Kaleyi, tapınağı ve bunların hemen yanında olan küçük parkı gezdik. Küçük park dediğim yer gerçekten küçük. Minyatür bir göl, gölün etrafı yemyeşil, içinde sadece bir tane altın renkli balık, göle bakan eski bir Japon evi.. Huzur dolu bir yer. Giriş ücretli ama geleneksel Japon seremonisiyle hazırlanan ve ikram edilen yeşil çay ücrete dahil. Çayımız hazırlanırken oradakilerle arkadaşımın tercümanlığı sayesinde güzel bir de sohbet ettik. Akşam üzeri ise güzel bir yemek ve tatlıyla biten o günkü gezimizi tamamladık.

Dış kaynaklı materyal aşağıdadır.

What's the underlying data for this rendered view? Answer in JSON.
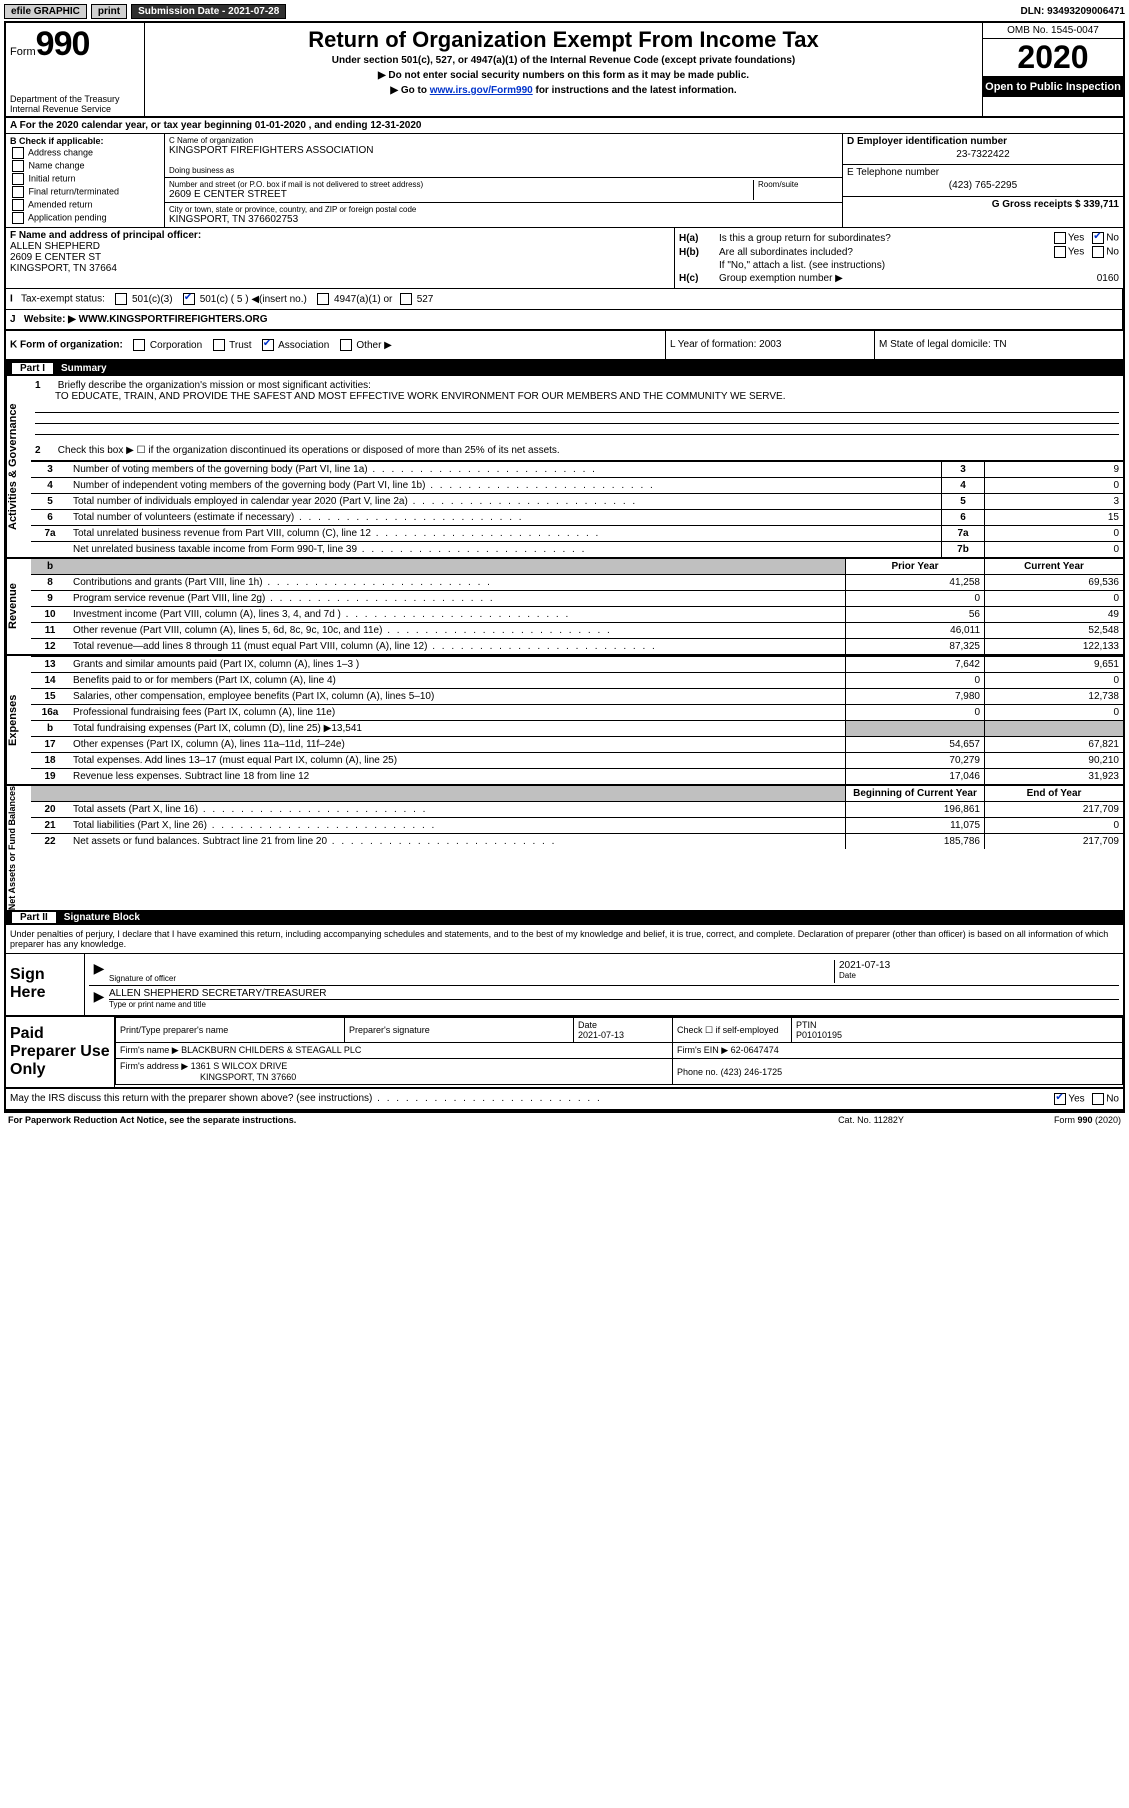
{
  "topbar": {
    "efile_label": "efile GRAPHIC",
    "print_label": "print",
    "submission_label": "Submission Date - 2021-07-28",
    "dln_label": "DLN: 93493209006471"
  },
  "header": {
    "form_prefix": "Form",
    "form_number": "990",
    "dept": "Department of the Treasury\nInternal Revenue Service",
    "title": "Return of Organization Exempt From Income Tax",
    "subtitle": "Under section 501(c), 527, or 4947(a)(1) of the Internal Revenue Code (except private foundations)",
    "warning": "▶ Do not enter social security numbers on this form as it may be made public.",
    "goto": "▶ Go to www.irs.gov/Form990 for instructions and the latest information.",
    "goto_link": "www.irs.gov/Form990",
    "omb": "OMB No. 1545-0047",
    "year": "2020",
    "inspection": "Open to Public Inspection"
  },
  "row_a": "A For the 2020 calendar year, or tax year beginning 01-01-2020   , and ending 12-31-2020",
  "col_b": {
    "header": "B Check if applicable:",
    "items": [
      "Address change",
      "Name change",
      "Initial return",
      "Final return/terminated",
      "Amended return",
      "Application pending"
    ]
  },
  "col_c": {
    "name_label": "C Name of organization",
    "name": "KINGSPORT FIREFIGHTERS ASSOCIATION",
    "dba_label": "Doing business as",
    "dba": "",
    "addr_label": "Number and street (or P.O. box if mail is not delivered to street address)",
    "addr": "2609 E CENTER STREET",
    "room_label": "Room/suite",
    "city_label": "City or town, state or province, country, and ZIP or foreign postal code",
    "city": "KINGSPORT, TN  376602753"
  },
  "col_d": {
    "ein_label": "D Employer identification number",
    "ein": "23-7322422",
    "phone_label": "E Telephone number",
    "phone": "(423) 765-2295",
    "gross_label": "G Gross receipts $ 339,711"
  },
  "section_f": {
    "label": "F Name and address of principal officer:",
    "name": "ALLEN SHEPHERD",
    "addr1": "2609 E CENTER ST",
    "addr2": "KINGSPORT, TN  37664"
  },
  "section_h": {
    "ha_label": "H(a)",
    "ha_text": "Is this a group return for subordinates?",
    "ha_yes": "Yes",
    "ha_no": "No",
    "hb_label": "H(b)",
    "hb_text": "Are all subordinates included?",
    "hb_note": "If \"No,\" attach a list. (see instructions)",
    "hc_label": "H(c)",
    "hc_text": "Group exemption number ▶",
    "hc_val": "0160"
  },
  "tax_exempt": {
    "label_i": "I",
    "label": "Tax-exempt status:",
    "opt1": "501(c)(3)",
    "opt2": "501(c) ( 5 ) ◀(insert no.)",
    "opt3": "4947(a)(1) or",
    "opt4": "527"
  },
  "website": {
    "label_j": "J",
    "label": "Website: ▶",
    "url": "WWW.KINGSPORTFIREFIGHTERS.ORG"
  },
  "form_org": {
    "label_k": "K Form of organization:",
    "opts": [
      "Corporation",
      "Trust",
      "Association",
      "Other ▶"
    ],
    "label_l": "L Year of formation: 2003",
    "label_m": "M State of legal domicile: TN"
  },
  "part1": {
    "header_num": "Part I",
    "header_title": "Summary",
    "line1_label": "1",
    "line1_text": "Briefly describe the organization's mission or most significant activities:",
    "line1_val": "TO EDUCATE, TRAIN, AND PROVIDE THE SAFEST AND MOST EFFECTIVE WORK ENVIRONMENT FOR OUR MEMBERS AND THE COMMUNITY WE SERVE.",
    "line2_num": "2",
    "line2_text": "Check this box ▶ ☐ if the organization discontinued its operations or disposed of more than 25% of its net assets."
  },
  "activities_label": "Activities & Governance",
  "revenue_label": "Revenue",
  "expenses_label": "Expenses",
  "netassets_label": "Net Assets or Fund Balances",
  "summary_rows_boxed": [
    {
      "num": "3",
      "text": "Number of voting members of the governing body (Part VI, line 1a)",
      "box": "3",
      "val": "9"
    },
    {
      "num": "4",
      "text": "Number of independent voting members of the governing body (Part VI, line 1b)",
      "box": "4",
      "val": "0"
    },
    {
      "num": "5",
      "text": "Total number of individuals employed in calendar year 2020 (Part V, line 2a)",
      "box": "5",
      "val": "3"
    },
    {
      "num": "6",
      "text": "Total number of volunteers (estimate if necessary)",
      "box": "6",
      "val": "15"
    },
    {
      "num": "7a",
      "text": "Total unrelated business revenue from Part VIII, column (C), line 12",
      "box": "7a",
      "val": "0"
    },
    {
      "num": "",
      "text": "Net unrelated business taxable income from Form 990-T, line 39",
      "box": "7b",
      "val": "0"
    }
  ],
  "prior_year_label": "Prior Year",
  "current_year_label": "Current Year",
  "revenue_rows": [
    {
      "num": "8",
      "text": "Contributions and grants (Part VIII, line 1h)",
      "prior": "41,258",
      "curr": "69,536"
    },
    {
      "num": "9",
      "text": "Program service revenue (Part VIII, line 2g)",
      "prior": "0",
      "curr": "0"
    },
    {
      "num": "10",
      "text": "Investment income (Part VIII, column (A), lines 3, 4, and 7d )",
      "prior": "56",
      "curr": "49"
    },
    {
      "num": "11",
      "text": "Other revenue (Part VIII, column (A), lines 5, 6d, 8c, 9c, 10c, and 11e)",
      "prior": "46,011",
      "curr": "52,548"
    },
    {
      "num": "12",
      "text": "Total revenue—add lines 8 through 11 (must equal Part VIII, column (A), line 12)",
      "prior": "87,325",
      "curr": "122,133"
    }
  ],
  "expense_rows": [
    {
      "num": "13",
      "text": "Grants and similar amounts paid (Part IX, column (A), lines 1–3 )",
      "prior": "7,642",
      "curr": "9,651"
    },
    {
      "num": "14",
      "text": "Benefits paid to or for members (Part IX, column (A), line 4)",
      "prior": "0",
      "curr": "0"
    },
    {
      "num": "15",
      "text": "Salaries, other compensation, employee benefits (Part IX, column (A), lines 5–10)",
      "prior": "7,980",
      "curr": "12,738"
    },
    {
      "num": "16a",
      "text": "Professional fundraising fees (Part IX, column (A), line 11e)",
      "prior": "0",
      "curr": "0"
    },
    {
      "num": "b",
      "text": "Total fundraising expenses (Part IX, column (D), line 25) ▶13,541",
      "prior": "",
      "curr": "",
      "shaded": true
    },
    {
      "num": "17",
      "text": "Other expenses (Part IX, column (A), lines 11a–11d, 11f–24e)",
      "prior": "54,657",
      "curr": "67,821"
    },
    {
      "num": "18",
      "text": "Total expenses. Add lines 13–17 (must equal Part IX, column (A), line 25)",
      "prior": "70,279",
      "curr": "90,210"
    },
    {
      "num": "19",
      "text": "Revenue less expenses. Subtract line 18 from line 12",
      "prior": "17,046",
      "curr": "31,923"
    }
  ],
  "begin_year_label": "Beginning of Current Year",
  "end_year_label": "End of Year",
  "netasset_rows": [
    {
      "num": "20",
      "text": "Total assets (Part X, line 16)",
      "prior": "196,861",
      "curr": "217,709"
    },
    {
      "num": "21",
      "text": "Total liabilities (Part X, line 26)",
      "prior": "11,075",
      "curr": "0"
    },
    {
      "num": "22",
      "text": "Net assets or fund balances. Subtract line 21 from line 20",
      "prior": "185,786",
      "curr": "217,709"
    }
  ],
  "part2": {
    "header_num": "Part II",
    "header_title": "Signature Block"
  },
  "penalties": "Under penalties of perjury, I declare that I have examined this return, including accompanying schedules and statements, and to the best of my knowledge and belief, it is true, correct, and complete. Declaration of preparer (other than officer) is based on all information of which preparer has any knowledge.",
  "sign": {
    "label": "Sign Here",
    "sig_label": "Signature of officer",
    "date_label": "Date",
    "date_val": "2021-07-13",
    "name": "ALLEN SHEPHERD SECRETARY/TREASURER",
    "name_label": "Type or print name and title"
  },
  "preparer": {
    "label": "Paid Preparer Use Only",
    "name_label": "Print/Type preparer's name",
    "sig_label": "Preparer's signature",
    "date_label": "Date",
    "date_val": "2021-07-13",
    "check_label": "Check ☐ if self-employed",
    "ptin_label": "PTIN",
    "ptin_val": "P01010195",
    "firm_name_label": "Firm's name    ▶",
    "firm_name": "BLACKBURN CHILDERS & STEAGALL PLC",
    "firm_ein_label": "Firm's EIN ▶",
    "firm_ein": "62-0647474",
    "firm_addr_label": "Firm's address ▶",
    "firm_addr1": "1361 S WILCOX DRIVE",
    "firm_addr2": "KINGSPORT, TN  37660",
    "phone_label": "Phone no.",
    "phone": "(423) 246-1725"
  },
  "discuss": "May the IRS discuss this return with the preparer shown above? (see instructions)",
  "discuss_yes": "Yes",
  "discuss_no": "No",
  "footer": {
    "left": "For Paperwork Reduction Act Notice, see the separate instructions.",
    "mid": "Cat. No. 11282Y",
    "right": "Form 990 (2020)"
  }
}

Ertesi gün arkadaşımın yaşadığı kasabaya, Mojiko’ya gittim. Bir başka şirin olan bu kasabada arkadaşımla birlikte harika bir gün geçirdim. Japonya’nın en ünlü balık pazarlarından biri olarak bilinen yerde suşi yedim ve ilk defa balon balığı ile balina etini tatma fırsatı buldum. Her ikisini de çok beğendim. Şehrin akvaryum-müzesinde değişik balıkları görme, yunus ve fokların gösterilerini izleme fırsatı da bulabildim. Kıyı şeridindeki güzel bir gezinti ve alış verişten sonra şehrin tarihi fabrikasında üretilen Sakura Birası eşliğinde, yine bölgeye özel yeşil renkli ‘soba’ yemeği yedik. Hiç unutamayacağım bir hafta sonunu benimle birlikte geçiren arkadaşımla buruk bir vedalaşmadan sonra eşimle buluşacağımız Kobe’ye gitmek üzere yola koyuldum.